Works created by more than one author which have outlived at least one:

Anime and Manga

  • Doraemon was created by two cartoonists, Hiroshi Fujimoto and Motoo Abiko, who worked together under the pen-name Fujiko Fujio. Fujimoto died in 1996 and while the manga ended with his death, the anime still airs as of this day with more than 2,000 episodes made.
  • The Pokémon anime has managed to outlive Takeshi Shudo, the head writer of the original series (Kanto, Orange Islands, and Johto); he departed after Johto concluded and died in October 2010 while the anime was airing its fourth series.


Comic Books

  • Asterix (Written by Rene Goscinny and drawn by Albert Uderzo, Uderzo taking over the writing as well after Goscinny's death)
    • And by extension, anything by "Goscinny and X". Goscinny worked as a writer for many artists.
  • Jack Kirby's dead, but the New Gods live on. Stan Lee's still alive and kicking. Steve Ditko might die, but we'd probably never know 'till years later.


Tabletop Games


Video Games

  • Metroid outlasted Gunpei Yokoi the producer of the first three games.
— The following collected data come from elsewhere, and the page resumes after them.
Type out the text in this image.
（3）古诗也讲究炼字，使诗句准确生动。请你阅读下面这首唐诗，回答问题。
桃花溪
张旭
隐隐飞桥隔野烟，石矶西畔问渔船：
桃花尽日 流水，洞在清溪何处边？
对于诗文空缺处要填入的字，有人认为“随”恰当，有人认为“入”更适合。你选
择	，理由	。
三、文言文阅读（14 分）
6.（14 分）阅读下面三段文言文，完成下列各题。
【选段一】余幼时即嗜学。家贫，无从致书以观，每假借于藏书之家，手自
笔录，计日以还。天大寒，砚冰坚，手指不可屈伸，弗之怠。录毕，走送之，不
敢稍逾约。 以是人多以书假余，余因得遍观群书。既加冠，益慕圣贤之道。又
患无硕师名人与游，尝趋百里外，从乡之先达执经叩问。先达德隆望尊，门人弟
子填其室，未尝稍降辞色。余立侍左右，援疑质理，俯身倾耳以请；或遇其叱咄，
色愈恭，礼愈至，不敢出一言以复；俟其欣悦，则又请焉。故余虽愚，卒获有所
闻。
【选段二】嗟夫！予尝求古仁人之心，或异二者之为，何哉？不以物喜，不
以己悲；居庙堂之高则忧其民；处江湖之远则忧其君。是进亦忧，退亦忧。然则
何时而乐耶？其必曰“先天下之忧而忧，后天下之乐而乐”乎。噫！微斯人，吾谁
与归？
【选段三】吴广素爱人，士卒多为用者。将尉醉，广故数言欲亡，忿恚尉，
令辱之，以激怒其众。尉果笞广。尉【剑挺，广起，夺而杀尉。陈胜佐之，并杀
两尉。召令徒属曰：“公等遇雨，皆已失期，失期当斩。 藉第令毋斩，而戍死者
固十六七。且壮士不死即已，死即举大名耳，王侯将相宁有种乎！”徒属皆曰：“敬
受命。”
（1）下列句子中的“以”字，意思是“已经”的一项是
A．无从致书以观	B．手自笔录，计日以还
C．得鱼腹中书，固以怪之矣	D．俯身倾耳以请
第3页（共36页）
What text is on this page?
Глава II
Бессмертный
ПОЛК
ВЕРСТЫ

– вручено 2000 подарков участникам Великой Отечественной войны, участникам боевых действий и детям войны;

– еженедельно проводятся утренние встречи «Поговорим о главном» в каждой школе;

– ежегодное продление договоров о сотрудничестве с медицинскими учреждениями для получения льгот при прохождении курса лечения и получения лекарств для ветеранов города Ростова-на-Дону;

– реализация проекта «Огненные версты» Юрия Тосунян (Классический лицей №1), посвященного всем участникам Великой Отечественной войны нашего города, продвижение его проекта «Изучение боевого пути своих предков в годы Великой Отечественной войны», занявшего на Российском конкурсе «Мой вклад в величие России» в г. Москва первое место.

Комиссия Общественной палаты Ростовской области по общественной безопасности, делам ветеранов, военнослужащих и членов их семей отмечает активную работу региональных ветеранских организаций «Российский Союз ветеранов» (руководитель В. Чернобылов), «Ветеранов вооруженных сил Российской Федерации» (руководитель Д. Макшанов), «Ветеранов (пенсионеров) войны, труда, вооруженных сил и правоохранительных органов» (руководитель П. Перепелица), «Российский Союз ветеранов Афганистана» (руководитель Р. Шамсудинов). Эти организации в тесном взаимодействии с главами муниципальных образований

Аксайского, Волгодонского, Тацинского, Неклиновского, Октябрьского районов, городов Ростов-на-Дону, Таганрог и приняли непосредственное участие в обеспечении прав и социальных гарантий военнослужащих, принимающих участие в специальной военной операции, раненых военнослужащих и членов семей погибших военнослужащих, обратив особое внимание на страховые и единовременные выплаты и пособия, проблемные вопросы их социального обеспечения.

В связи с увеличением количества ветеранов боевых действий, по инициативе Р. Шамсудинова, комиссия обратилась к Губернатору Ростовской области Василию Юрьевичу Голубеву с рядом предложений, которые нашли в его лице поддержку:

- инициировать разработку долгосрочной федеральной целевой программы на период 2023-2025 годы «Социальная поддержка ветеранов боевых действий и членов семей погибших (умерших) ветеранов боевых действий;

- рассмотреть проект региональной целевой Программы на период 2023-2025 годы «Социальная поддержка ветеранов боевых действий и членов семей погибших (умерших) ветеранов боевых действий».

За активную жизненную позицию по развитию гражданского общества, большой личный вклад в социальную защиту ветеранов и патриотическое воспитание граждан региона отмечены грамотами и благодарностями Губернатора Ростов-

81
The director of the original Metroid, Yoshio Sakamoto, is still alive and has been involved all of the recent games in some form or another.
  • The Wolfenstein franchise has outlived Silas Warner, the creator of the original DOS game Castle Wolfenstein. Although he wasn't involved with further games, he endorsed the use of the name.
  • Most anything to do with SNK, following its bankruptcy and acquisition by Playmore.